When Metzelder’s move to Schalke on a free transfer in 2010 was confirmed, it was met by antipathy from some fans in Gelsenkirchen. “It was tough at the beginning,” he said, referring to anger from some that a player who had previously been so prominent for fierce rivals Dortmund now wore their shirt. The reception from supporters of his former club was hardly welcoming either on his return to the Westfalenstadion.

Metzelder did, in time, manage to win over those of a Schalke persuasion. It was a welcome change of scenery, away from the incessant media attention and expectation at Real Madrid. He made 48 appearances in all competitions in his first season back in the Bundesliga, an astonishing total for a player who had never before surpassed 38. It was a mini-revival, almost as if he had been reinvigorated by the familiarity of his homeland.

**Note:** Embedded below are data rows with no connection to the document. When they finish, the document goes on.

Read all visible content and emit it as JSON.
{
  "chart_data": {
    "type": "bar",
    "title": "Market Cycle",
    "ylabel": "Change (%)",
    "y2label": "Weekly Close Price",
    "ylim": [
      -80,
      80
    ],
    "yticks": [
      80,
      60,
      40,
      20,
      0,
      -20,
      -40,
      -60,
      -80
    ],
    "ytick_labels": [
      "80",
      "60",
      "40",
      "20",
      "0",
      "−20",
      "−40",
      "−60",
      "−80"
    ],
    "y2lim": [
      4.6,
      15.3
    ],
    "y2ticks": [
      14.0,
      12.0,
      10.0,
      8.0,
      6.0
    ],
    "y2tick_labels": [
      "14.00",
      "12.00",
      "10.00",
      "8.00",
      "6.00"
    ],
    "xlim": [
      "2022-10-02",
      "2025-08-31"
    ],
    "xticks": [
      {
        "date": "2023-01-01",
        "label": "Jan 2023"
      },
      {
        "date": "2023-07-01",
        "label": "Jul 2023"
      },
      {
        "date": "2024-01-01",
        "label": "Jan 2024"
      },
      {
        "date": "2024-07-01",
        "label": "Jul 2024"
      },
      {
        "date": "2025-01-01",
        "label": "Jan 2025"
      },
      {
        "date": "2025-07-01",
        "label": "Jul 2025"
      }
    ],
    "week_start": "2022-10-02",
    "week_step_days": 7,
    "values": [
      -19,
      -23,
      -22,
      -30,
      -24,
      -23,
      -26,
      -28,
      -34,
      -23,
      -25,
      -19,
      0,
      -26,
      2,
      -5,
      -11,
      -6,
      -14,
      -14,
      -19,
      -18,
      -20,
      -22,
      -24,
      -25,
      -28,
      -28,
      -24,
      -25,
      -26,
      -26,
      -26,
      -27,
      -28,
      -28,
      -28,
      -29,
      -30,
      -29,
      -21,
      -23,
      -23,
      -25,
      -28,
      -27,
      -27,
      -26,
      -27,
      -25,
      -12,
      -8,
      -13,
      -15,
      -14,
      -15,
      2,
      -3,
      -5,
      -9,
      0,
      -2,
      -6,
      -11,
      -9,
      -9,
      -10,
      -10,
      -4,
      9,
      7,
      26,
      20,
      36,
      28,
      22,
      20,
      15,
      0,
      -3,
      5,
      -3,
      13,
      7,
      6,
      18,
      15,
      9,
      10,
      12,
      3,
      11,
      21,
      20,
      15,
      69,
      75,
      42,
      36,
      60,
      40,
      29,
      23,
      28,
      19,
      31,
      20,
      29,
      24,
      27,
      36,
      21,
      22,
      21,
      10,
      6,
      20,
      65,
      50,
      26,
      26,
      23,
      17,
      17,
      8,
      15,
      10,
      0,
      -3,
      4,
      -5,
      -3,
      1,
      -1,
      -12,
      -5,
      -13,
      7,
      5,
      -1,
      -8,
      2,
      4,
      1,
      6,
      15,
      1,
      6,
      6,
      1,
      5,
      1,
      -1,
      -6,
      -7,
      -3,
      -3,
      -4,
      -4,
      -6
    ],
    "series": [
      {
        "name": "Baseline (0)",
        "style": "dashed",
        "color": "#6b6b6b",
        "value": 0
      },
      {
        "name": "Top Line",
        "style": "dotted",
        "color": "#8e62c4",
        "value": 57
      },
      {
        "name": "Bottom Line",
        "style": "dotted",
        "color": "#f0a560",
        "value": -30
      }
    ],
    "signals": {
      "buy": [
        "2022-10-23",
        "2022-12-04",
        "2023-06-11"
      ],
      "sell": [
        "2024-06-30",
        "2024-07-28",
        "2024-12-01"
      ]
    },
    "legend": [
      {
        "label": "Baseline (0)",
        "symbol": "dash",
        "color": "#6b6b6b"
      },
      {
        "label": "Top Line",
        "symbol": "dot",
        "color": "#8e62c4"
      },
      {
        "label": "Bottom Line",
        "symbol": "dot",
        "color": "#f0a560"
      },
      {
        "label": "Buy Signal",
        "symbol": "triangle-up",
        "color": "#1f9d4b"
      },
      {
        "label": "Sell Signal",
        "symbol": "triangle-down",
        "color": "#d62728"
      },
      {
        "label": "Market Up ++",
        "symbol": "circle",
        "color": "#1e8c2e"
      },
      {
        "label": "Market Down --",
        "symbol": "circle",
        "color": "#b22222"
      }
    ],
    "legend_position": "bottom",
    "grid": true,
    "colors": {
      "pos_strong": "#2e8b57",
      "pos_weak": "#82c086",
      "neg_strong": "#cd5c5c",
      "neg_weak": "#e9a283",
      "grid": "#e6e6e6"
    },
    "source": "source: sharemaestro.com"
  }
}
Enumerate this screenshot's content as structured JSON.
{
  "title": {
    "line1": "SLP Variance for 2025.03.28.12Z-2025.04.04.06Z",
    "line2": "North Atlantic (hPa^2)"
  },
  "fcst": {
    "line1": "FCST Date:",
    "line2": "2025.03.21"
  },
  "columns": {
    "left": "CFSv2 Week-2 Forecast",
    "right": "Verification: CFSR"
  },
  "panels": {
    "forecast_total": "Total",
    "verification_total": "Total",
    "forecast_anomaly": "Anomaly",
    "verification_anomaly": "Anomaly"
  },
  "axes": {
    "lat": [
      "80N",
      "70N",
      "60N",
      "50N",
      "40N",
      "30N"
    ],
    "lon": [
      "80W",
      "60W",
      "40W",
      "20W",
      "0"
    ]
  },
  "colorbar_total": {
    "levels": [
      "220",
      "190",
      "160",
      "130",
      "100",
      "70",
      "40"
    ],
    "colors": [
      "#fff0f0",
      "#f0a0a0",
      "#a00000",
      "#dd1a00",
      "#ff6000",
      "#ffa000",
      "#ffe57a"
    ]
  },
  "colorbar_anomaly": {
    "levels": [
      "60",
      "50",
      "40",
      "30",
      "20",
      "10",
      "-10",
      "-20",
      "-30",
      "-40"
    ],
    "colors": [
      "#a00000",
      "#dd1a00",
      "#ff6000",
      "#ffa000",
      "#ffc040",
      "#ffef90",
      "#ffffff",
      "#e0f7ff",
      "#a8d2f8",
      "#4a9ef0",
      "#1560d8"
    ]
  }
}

Schalke were DFB-Pokal winners and reached the semi-final of the Champions League, but sadly, Metzelder’s revitalisation didn’t last. Injuries returned the following season, and at the end of the 2012/13 campaign, almost incapacitated by the relentlessness of hardship his body had been through, Metzelder retired, aged only 32. “I can’t keep pace at that level anymore,” he said.

It was a premature end to a career that promised so much. Metzelder’s story is one that epitomises the intricacies of football at the top level, the fine lines that can make or break a career. But when considering the almost constant fitness issues and the setbacks he experienced following his exceptional displays at the 2002 World Cup, Metzelder’s career, if not for his persistence and dogged determination, could have been far less successful.